Chef Open Source Community News – April 2018

Here’s what happened in the Chef, Habitat and InSpec open-source communities over the last month.

Chef

The biggest news from the Chef project is that we released Chef 14, a faster and easier to use Chef. We’ve already covered all the major changes in a couple of blog posts and a webinar so we won’t delve into it again here. We are also on track to release ChefDK 3 by the end of April, which will include both Chef 14 and InSpec 2. Finally, on April 30, we bid a fond farewell to Chef 12, which becomes end-of-life.

Habitat

We released Habitat 0.55.0 near the end of March. This release has a number of new features. Most important is an upgrade to the Launcher, the process manager used by the Habitat supervisor. By design, the Launcher rarely changes unless there are major improvements or bugfixes, so this is a good time to update. The Habitat Builder also gained secrets support so you can inject sensitive information like database passwords or license keys into the build process.

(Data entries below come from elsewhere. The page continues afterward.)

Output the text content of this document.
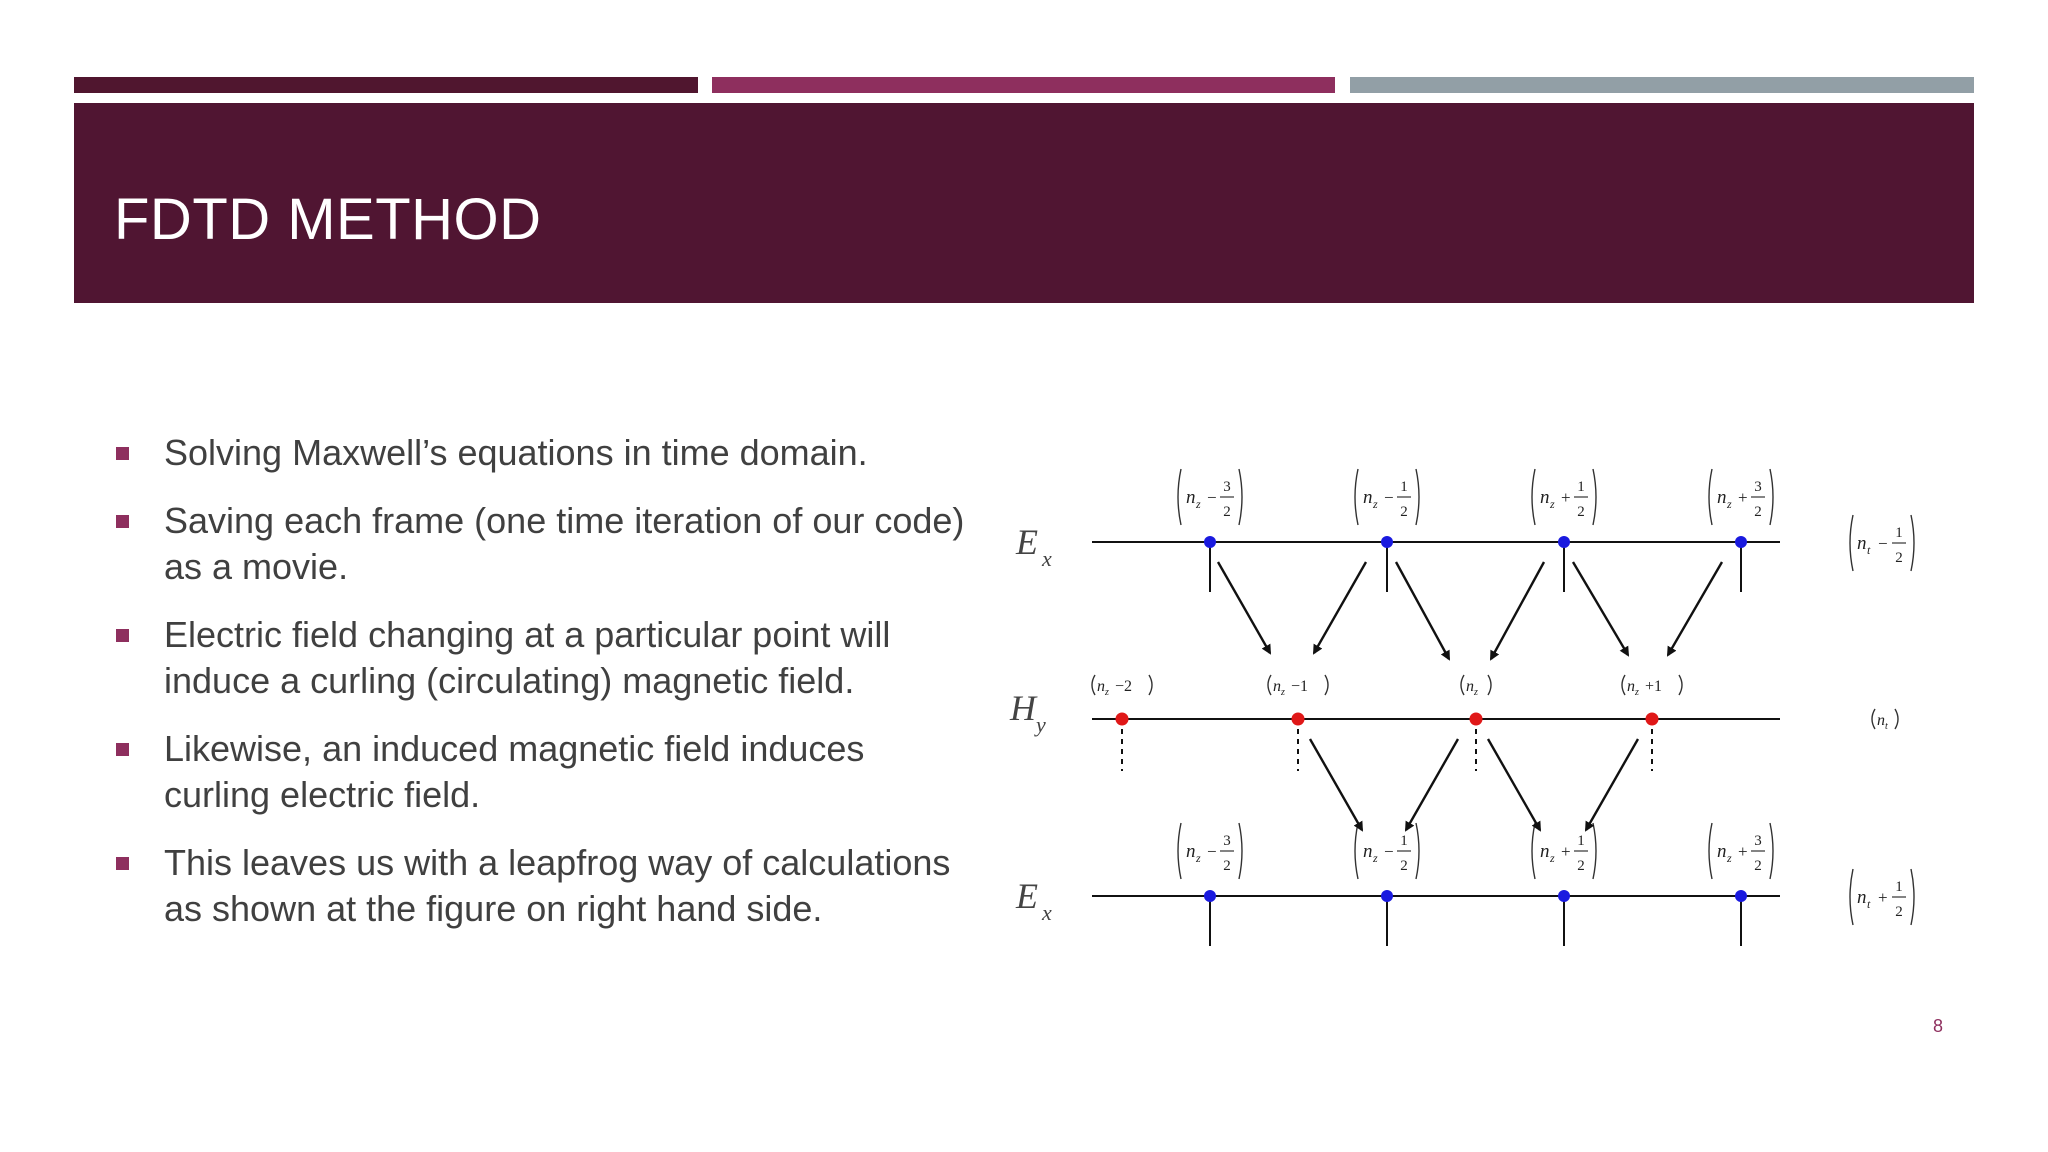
FDTD METHOD
Solving Maxwell’s equations in time domain.
Saving each frame (one time iteration of our code) as a movie.
Electric field changing at a particular point will induce a curling (circulating) magnetic field.
Likewise, an induced magnetic field induces curling electric field.
This leaves us with a leapfrog way of calculations as shown at the figure on right hand side.
E x
H y
E x
n t −
1
2
n t
n t +
1
2
n z −
3
2
n z −
1
2
n z +
1
2
n z +
3
2
n z −2	n z −1	n z	n z +1
n z −
3
2
n z −
1
2
n z +
1
2
n z +
3
2
8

Finally, authorization to Habitat Builder will no longer work using the old GitHub authentication tokens. You should instead generate a Habitat personal access token as mentioned in last month’s update. If you are suddenly getting authorization errors interacting with Habitat Builder, this is why.

InSpec

The InSpec team released several new versions over the last month, primarily to add AWS-related resources and enhance parameters that can be matched inside existing resources. We highly recommend upgrading to InSpec 2.1.54 if you are developing InSpec profiles for AWS cloud compliance. The following is a short list of new AWS resources released over the last month:

aws_s3_bucket_object

aws_sns_topics

aws_sns_subscription

aws_kms_key

aws_config_delivery_channel

aws_rds_instance

aws_s3_buckets

aws_route_tables

chocolatey_package

Notable enhancements include the ability to test an AWS account’s root user for presence of a hardware or virtual multi-factor authentication (MFA) device, as well as a significant expansion of the interface for fully testing AWS security group egress and ingress rules and the network configuration of your VPC.

Other

We released Test Kitchen 1.21 which moves to using kitchen.yml as the configuration file name rather than .kitchen.yml (with the leading period) for better consistency with the rest of Chef’s tools. The older name is still supported for backwards compatibility.

Community MVP

Every month we reward outstanding contributions from one of our community members across the Chef, Habitat and InSpec projects. These contributions do not necessarily need to include code; we want to recognize someone who has dedicated significant time and energy to strengthening our community.

This month we’d like to recognize Romain Sertelon, who is a tireless contributor to the Habitat community. Romain has submitted dozens of pull requests in the last year and provided countless hours of support in Slack. Recently, Romain contributed a substantial amount of work towards the core plans refresh without which would have taken twice as long. The support and code he gives to the community, the thoughtful comments he provides into the request-for-comments (RFC) process, and everything else he does embodies what a stellar community member looks like. In short, Romain works his ass off and the entire Habitat team would like to make sure he knows he is valued by the project.

Thanks for everything, Romain, and we’ll be in touch to get your mailing address so we can send you a special token of our appreciation.